Under Clinton, the Commerce Department was proud that it was finally using the might of the U.S. government to assist favored firms. But the enterprise was plagued by constant criticism that somehow it always seemed to be big political donors that got most of the help. According to the Boston Globe, all but three of the recipients of OPIC aid during Brown's tenure were substantial Democratic donors. According to a study by the Center for Public Integrity, Enron, U.S. West, GTE, McDonnell Douglas, and Fluor donated a combined $563,000 to the Democratic party during 1993 and 1994 and received $2.6 billion in foreign contracts secured with government help. The Globe found that during the first Clinton term, 27 firms had donated $2.3 million to the Democrats and received nearly $5.5 billion in federal support.
All of this is not to deny that Enron was primarily a Republican donor. Nor is it to minimize the connections between Enron and the Bush administration. Rather, the connections between the Clintonites and Enron remind us that the scandal is not the donations. The scandal is what gets done by federal officials in return for the donations. And while the Clintonites received less money from Enron than the Republicans, the evidence thus far suggests that Democrats extended more favors to Enron than Republicans. That suggests that the nascent Enron scandal may not end up helping Democrats as much as they now think.
Make no mistake, though: The press corps is in full frenzy over what the Bush administration may or may not have done to help Enron as it was going down the tubes--though there is no evidence the Bush administration did anything beyond take phone calls from desperate Enron executives. But the real story here is not about lawbreaking or extraordinary behavior. It is about what has become standard practice in Washington every day.
When corporations make political donations, the money is generally not used to lobby for free market reforms--although Enron did some of that. Rather, the money is used to encourage French-style dirigisme. It is used to lure government into bed with private commercial interests. That's not an effect conservatives should cheer.
David Brooks is a senior editor at The Weekly Standard. © Copyright 2001, News Corporation, Weekly Standard, All Rights Reserved.
For education only
Ken Lay has known George Bush for a number of years. His position on the Kyoto treaty was a campaign promise (which almost all Texans would have realized he intended to keep).
So, WHY would Lay think that Bush would reverse himself on Kyoto?
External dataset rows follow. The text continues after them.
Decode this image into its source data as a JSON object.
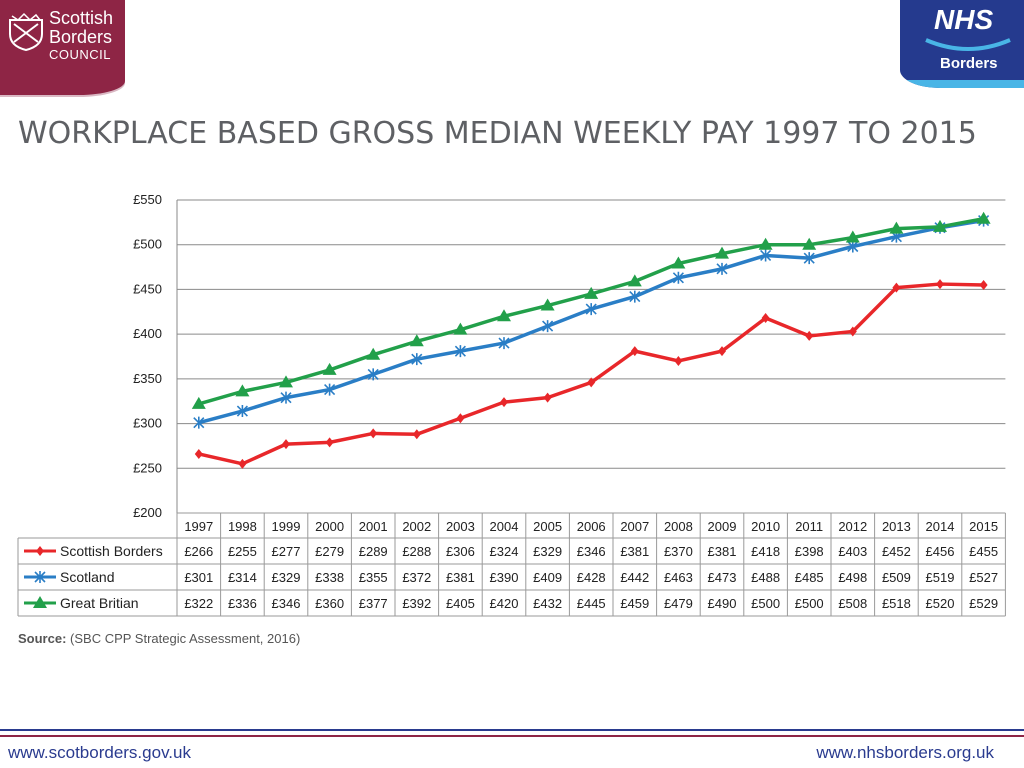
{
  "logos": {
    "sbc": {
      "line1": "Scottish",
      "line2": "Borders",
      "line3": "COUNCIL"
    },
    "nhs": {
      "name": "NHS",
      "sub": "Borders"
    }
  },
  "title": "WORKPLACE BASED GROSS MEDIAN WEEKLY PAY 1997 TO 2015",
  "source": {
    "label": "Source:",
    "text": "(SBC CPP Strategic Assessment, 2016)"
  },
  "footer": {
    "left_link": "www.scotborders.gov.uk",
    "right_link": "www.nhsborders.org.uk"
  },
  "colors": {
    "red": "#e8272a",
    "blue": "#2a7ec6",
    "green": "#22a04a"
  },
  "chart_data": {
    "type": "line",
    "categories": [
      "1997",
      "1998",
      "1999",
      "2000",
      "2001",
      "2002",
      "2003",
      "2004",
      "2005",
      "2006",
      "2007",
      "2008",
      "2009",
      "2010",
      "2011",
      "2012",
      "2013",
      "2014",
      "2015"
    ],
    "ylim": [
      200,
      550
    ],
    "yticks": [
      "£200",
      "£250",
      "£300",
      "£350",
      "£400",
      "£450",
      "£500",
      "£550"
    ],
    "ytick_values": [
      200,
      250,
      300,
      350,
      400,
      450,
      500,
      550
    ],
    "grid": true,
    "series": [
      {
        "name": "Scottish Borders",
        "marker": "diamond",
        "color": "#e8272a",
        "values": [
          266,
          255,
          277,
          279,
          289,
          288,
          306,
          324,
          329,
          346,
          381,
          370,
          381,
          418,
          398,
          403,
          452,
          456,
          455
        ],
        "labels": [
          "£266",
          "£255",
          "£277",
          "£279",
          "£289",
          "£288",
          "£306",
          "£324",
          "£329",
          "£346",
          "£381",
          "£370",
          "£381",
          "£418",
          "£398",
          "£403",
          "£452",
          "£456",
          "£455"
        ]
      },
      {
        "name": "Scotland",
        "marker": "star",
        "color": "#2a7ec6",
        "values": [
          301,
          314,
          329,
          338,
          355,
          372,
          381,
          390,
          409,
          428,
          442,
          463,
          473,
          488,
          485,
          498,
          509,
          519,
          527
        ],
        "labels": [
          "£301",
          "£314",
          "£329",
          "£338",
          "£355",
          "£372",
          "£381",
          "£390",
          "£409",
          "£428",
          "£442",
          "£463",
          "£473",
          "£488",
          "£485",
          "£498",
          "£509",
          "£519",
          "£527"
        ]
      },
      {
        "name": "Great Britian",
        "marker": "triangle",
        "color": "#22a04a",
        "values": [
          322,
          336,
          346,
          360,
          377,
          392,
          405,
          420,
          432,
          445,
          459,
          479,
          490,
          500,
          500,
          508,
          518,
          520,
          529
        ],
        "labels": [
          "£322",
          "£336",
          "£346",
          "£360",
          "£377",
          "£392",
          "£405",
          "£420",
          "£432",
          "£445",
          "£459",
          "£479",
          "£490",
          "£500",
          "£500",
          "£508",
          "£518",
          "£520",
          "£529"
        ]
      }
    ]
  }
}
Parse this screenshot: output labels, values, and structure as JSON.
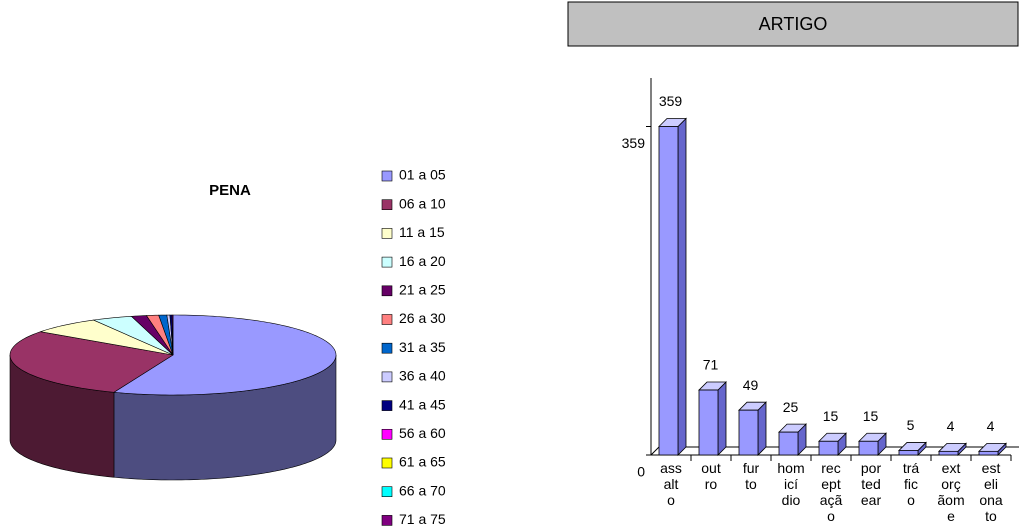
{
  "chart_data": [
    {
      "type": "pie3d",
      "title": "PENA",
      "categories": [
        "01 a 05",
        "06 a 10",
        "11 a 15",
        "16 a 20",
        "21 a 25",
        "26 a 30",
        "31 a 35",
        "36 a 40",
        "41 a 45",
        "56 a 60",
        "61 a 65",
        "66 a 70",
        "71 a 75"
      ],
      "values": [
        55.9,
        29,
        7,
        4,
        1.5,
        1.2,
        0.8,
        0.3,
        0.2,
        0,
        0,
        0,
        0.1
      ],
      "colors": [
        "#9999ff",
        "#993366",
        "#ffffcc",
        "#ccffff",
        "#660066",
        "#ff8080",
        "#0066cc",
        "#ccccff",
        "#000080",
        "#ff00ff",
        "#ffff00",
        "#00ffff",
        "#800080"
      ],
      "legend": "right"
    },
    {
      "type": "bar3d",
      "title": "ARTIGO",
      "categories": [
        "assalto",
        "outro",
        "furto",
        "homicídio",
        "receptação",
        "porte de ar",
        "tráfico",
        "extorção me",
        "estelionato"
      ],
      "values": [
        359,
        71,
        49,
        25,
        15,
        15,
        5,
        4,
        4
      ],
      "color": "#9999ff",
      "ylim": [
        0,
        412
      ],
      "yticks": [
        0,
        359
      ]
    }
  ]
}
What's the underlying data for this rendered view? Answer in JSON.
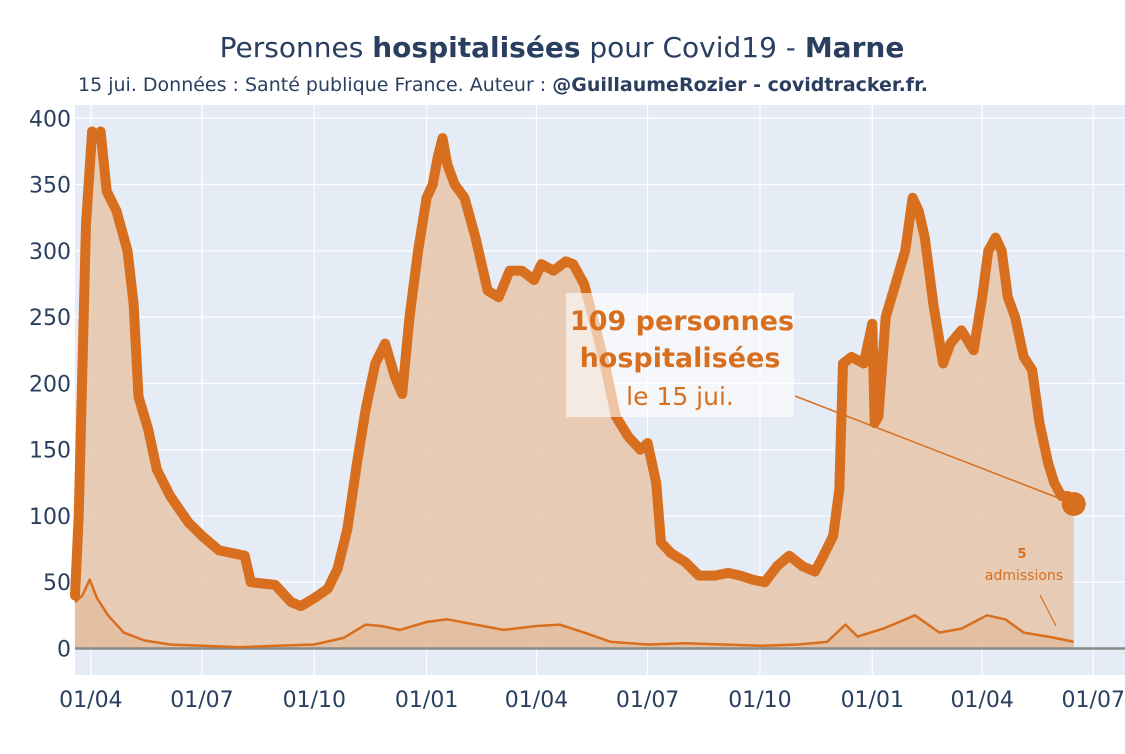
{
  "title": {
    "prefix": "Personnes ",
    "bold": "hospitalisées",
    "middle": " pour Covid19 - ",
    "region": "Marne"
  },
  "subtitle": {
    "text": "15 jui. Données : Santé publique France. Auteur : ",
    "author": "@GuillaumeRozier - covidtracker.fr."
  },
  "colors": {
    "accent": "#d86f1e",
    "fill": "#e8c5a8",
    "plot_bg": "#e5ecf6",
    "grid": "#ffffff",
    "axis_text": "#2a3f5f",
    "annotation_bg": "#ffffff"
  },
  "annotation_main": {
    "line1": "109 personnes",
    "line2": "hospitalisées",
    "line3": "le 15 jui."
  },
  "annotation_small": {
    "line1": "5",
    "line2": "admissions"
  },
  "chart_data": {
    "type": "area",
    "title": "Personnes hospitalisées pour Covid19 - Marne",
    "x_tick_labels": [
      "01/04",
      "01/07",
      "01/10",
      "01/01",
      "01/04",
      "01/07",
      "01/10",
      "01/01",
      "01/04",
      "01/07"
    ],
    "x_tick_dates": [
      "2020-04-01",
      "2020-07-01",
      "2020-10-01",
      "2021-01-01",
      "2021-04-01",
      "2021-07-01",
      "2021-10-01",
      "2022-01-01",
      "2022-04-01",
      "2022-07-01"
    ],
    "xlim": [
      "2020-03-19",
      "2022-07-27"
    ],
    "ylim": [
      -20,
      410
    ],
    "y_ticks": [
      0,
      50,
      100,
      150,
      200,
      250,
      300,
      350,
      400
    ],
    "grid": true,
    "series": [
      {
        "role": "hospitalisations",
        "points": [
          [
            "2020-03-19",
            40
          ],
          [
            "2020-03-22",
            100
          ],
          [
            "2020-03-28",
            320
          ],
          [
            "2020-04-02",
            390
          ],
          [
            "2020-04-05",
            385
          ],
          [
            "2020-04-09",
            390
          ],
          [
            "2020-04-14",
            345
          ],
          [
            "2020-04-22",
            330
          ],
          [
            "2020-05-01",
            300
          ],
          [
            "2020-05-06",
            260
          ],
          [
            "2020-05-10",
            190
          ],
          [
            "2020-05-18",
            165
          ],
          [
            "2020-05-25",
            135
          ],
          [
            "2020-06-05",
            115
          ],
          [
            "2020-06-20",
            95
          ],
          [
            "2020-07-01",
            85
          ],
          [
            "2020-07-15",
            74
          ],
          [
            "2020-08-05",
            70
          ],
          [
            "2020-08-10",
            50
          ],
          [
            "2020-08-30",
            48
          ],
          [
            "2020-09-12",
            35
          ],
          [
            "2020-09-20",
            32
          ],
          [
            "2020-10-01",
            38
          ],
          [
            "2020-10-12",
            45
          ],
          [
            "2020-10-20",
            60
          ],
          [
            "2020-10-28",
            90
          ],
          [
            "2020-11-05",
            140
          ],
          [
            "2020-11-12",
            180
          ],
          [
            "2020-11-20",
            215
          ],
          [
            "2020-11-28",
            230
          ],
          [
            "2020-12-06",
            205
          ],
          [
            "2020-12-12",
            192
          ],
          [
            "2020-12-18",
            250
          ],
          [
            "2020-12-25",
            300
          ],
          [
            "2021-01-01",
            340
          ],
          [
            "2021-01-06",
            350
          ],
          [
            "2021-01-10",
            370
          ],
          [
            "2021-01-14",
            385
          ],
          [
            "2021-01-18",
            365
          ],
          [
            "2021-01-24",
            350
          ],
          [
            "2021-02-01",
            340
          ],
          [
            "2021-02-10",
            310
          ],
          [
            "2021-02-20",
            270
          ],
          [
            "2021-03-01",
            265
          ],
          [
            "2021-03-10",
            285
          ],
          [
            "2021-03-20",
            285
          ],
          [
            "2021-03-30",
            278
          ],
          [
            "2021-04-05",
            290
          ],
          [
            "2021-04-15",
            285
          ],
          [
            "2021-04-25",
            292
          ],
          [
            "2021-05-01",
            290
          ],
          [
            "2021-05-10",
            275
          ],
          [
            "2021-05-20",
            240
          ],
          [
            "2021-05-28",
            210
          ],
          [
            "2021-06-05",
            175
          ],
          [
            "2021-06-15",
            160
          ],
          [
            "2021-06-25",
            150
          ],
          [
            "2021-07-01",
            155
          ],
          [
            "2021-07-08",
            125
          ],
          [
            "2021-07-12",
            80
          ],
          [
            "2021-07-20",
            72
          ],
          [
            "2021-08-01",
            65
          ],
          [
            "2021-08-12",
            55
          ],
          [
            "2021-08-25",
            55
          ],
          [
            "2021-09-05",
            57
          ],
          [
            "2021-09-15",
            55
          ],
          [
            "2021-09-25",
            52
          ],
          [
            "2021-10-05",
            50
          ],
          [
            "2021-10-15",
            62
          ],
          [
            "2021-10-25",
            70
          ],
          [
            "2021-11-05",
            62
          ],
          [
            "2021-11-15",
            58
          ],
          [
            "2021-11-22",
            70
          ],
          [
            "2021-11-30",
            85
          ],
          [
            "2021-12-05",
            120
          ],
          [
            "2021-12-08",
            215
          ],
          [
            "2021-12-15",
            220
          ],
          [
            "2021-12-25",
            215
          ],
          [
            "2022-01-01",
            245
          ],
          [
            "2022-01-03",
            170
          ],
          [
            "2022-01-06",
            175
          ],
          [
            "2022-01-12",
            250
          ],
          [
            "2022-01-20",
            275
          ],
          [
            "2022-01-28",
            300
          ],
          [
            "2022-02-03",
            340
          ],
          [
            "2022-02-08",
            330
          ],
          [
            "2022-02-13",
            310
          ],
          [
            "2022-02-20",
            260
          ],
          [
            "2022-02-28",
            215
          ],
          [
            "2022-03-06",
            230
          ],
          [
            "2022-03-15",
            240
          ],
          [
            "2022-03-25",
            225
          ],
          [
            "2022-04-01",
            265
          ],
          [
            "2022-04-06",
            300
          ],
          [
            "2022-04-12",
            310
          ],
          [
            "2022-04-17",
            300
          ],
          [
            "2022-04-22",
            265
          ],
          [
            "2022-04-28",
            250
          ],
          [
            "2022-05-05",
            220
          ],
          [
            "2022-05-12",
            210
          ],
          [
            "2022-05-18",
            170
          ],
          [
            "2022-05-25",
            140
          ],
          [
            "2022-05-30",
            125
          ],
          [
            "2022-06-05",
            115
          ],
          [
            "2022-06-10",
            115
          ],
          [
            "2022-06-15",
            109
          ]
        ]
      },
      {
        "role": "admissions",
        "points": [
          [
            "2020-03-19",
            35
          ],
          [
            "2020-03-25",
            40
          ],
          [
            "2020-03-31",
            52
          ],
          [
            "2020-04-06",
            38
          ],
          [
            "2020-04-15",
            25
          ],
          [
            "2020-04-28",
            12
          ],
          [
            "2020-05-15",
            6
          ],
          [
            "2020-06-05",
            3
          ],
          [
            "2020-07-01",
            2
          ],
          [
            "2020-08-01",
            1
          ],
          [
            "2020-09-01",
            2
          ],
          [
            "2020-10-01",
            3
          ],
          [
            "2020-10-25",
            8
          ],
          [
            "2020-11-12",
            18
          ],
          [
            "2020-11-25",
            17
          ],
          [
            "2020-12-10",
            14
          ],
          [
            "2021-01-01",
            20
          ],
          [
            "2021-01-18",
            22
          ],
          [
            "2021-02-10",
            18
          ],
          [
            "2021-03-05",
            14
          ],
          [
            "2021-04-01",
            17
          ],
          [
            "2021-04-20",
            18
          ],
          [
            "2021-05-10",
            12
          ],
          [
            "2021-06-01",
            5
          ],
          [
            "2021-07-01",
            3
          ],
          [
            "2021-08-01",
            4
          ],
          [
            "2021-09-01",
            3
          ],
          [
            "2021-10-01",
            2
          ],
          [
            "2021-11-01",
            3
          ],
          [
            "2021-11-25",
            5
          ],
          [
            "2021-12-10",
            18
          ],
          [
            "2021-12-20",
            9
          ],
          [
            "2022-01-10",
            15
          ],
          [
            "2022-02-05",
            25
          ],
          [
            "2022-02-25",
            12
          ],
          [
            "2022-03-15",
            15
          ],
          [
            "2022-04-05",
            25
          ],
          [
            "2022-04-20",
            22
          ],
          [
            "2022-05-05",
            12
          ],
          [
            "2022-05-25",
            9
          ],
          [
            "2022-06-10",
            6
          ],
          [
            "2022-06-15",
            5
          ]
        ]
      }
    ],
    "last_point": {
      "x": "2022-06-15",
      "y": 109
    }
  }
}
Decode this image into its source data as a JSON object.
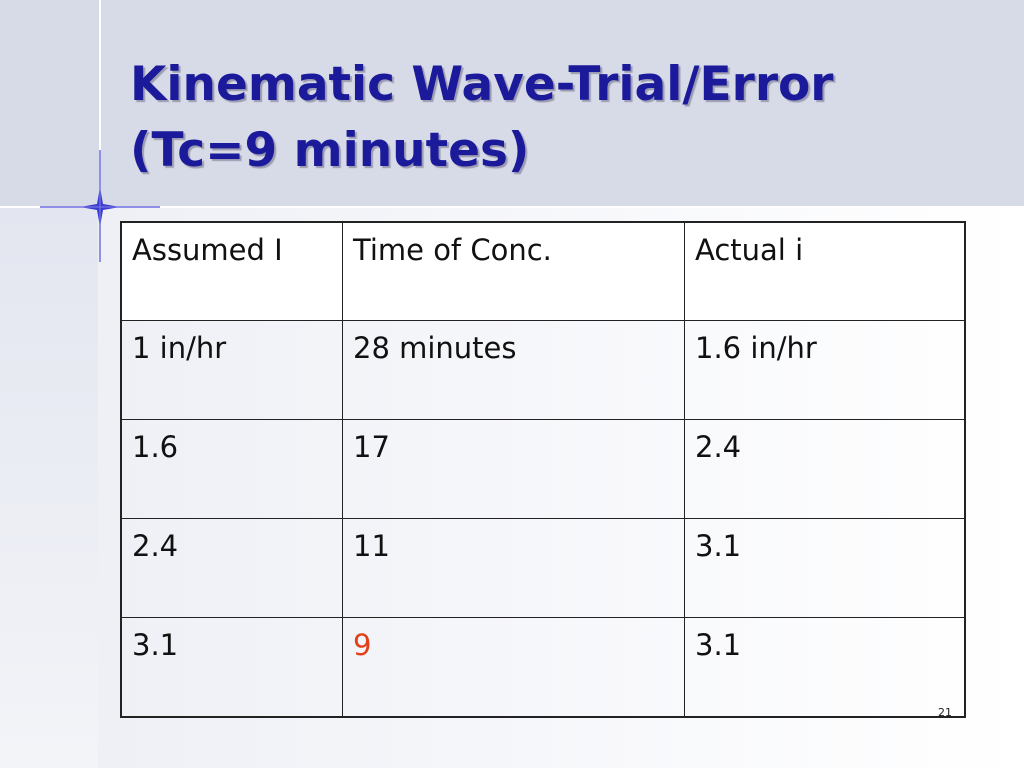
{
  "title": "Kinematic Wave-Trial/Error (Tc=9 minutes)",
  "table": {
    "header": [
      "Assumed I",
      "Time of Conc.",
      "Actual i"
    ],
    "rows": [
      [
        "1 in/hr",
        "28 minutes",
        "1.6 in/hr"
      ],
      [
        "1.6",
        "17",
        "2.4"
      ],
      [
        "2.4",
        "11",
        "3.1"
      ],
      [
        "3.1",
        "9",
        "3.1"
      ]
    ]
  },
  "page_number": "21"
}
I don't think Lay thought this at all. I think that money was given to the Republicans even though Lay was SURE that Gore would win. Then any preferential treatment wouldn't look suspicious...because after all, Enron gave more to Republicans. I am wondering if Lay knows a heck of a lot more about the election than he is letting on.
I suppose I will just go put on my tin-foil ensemble now.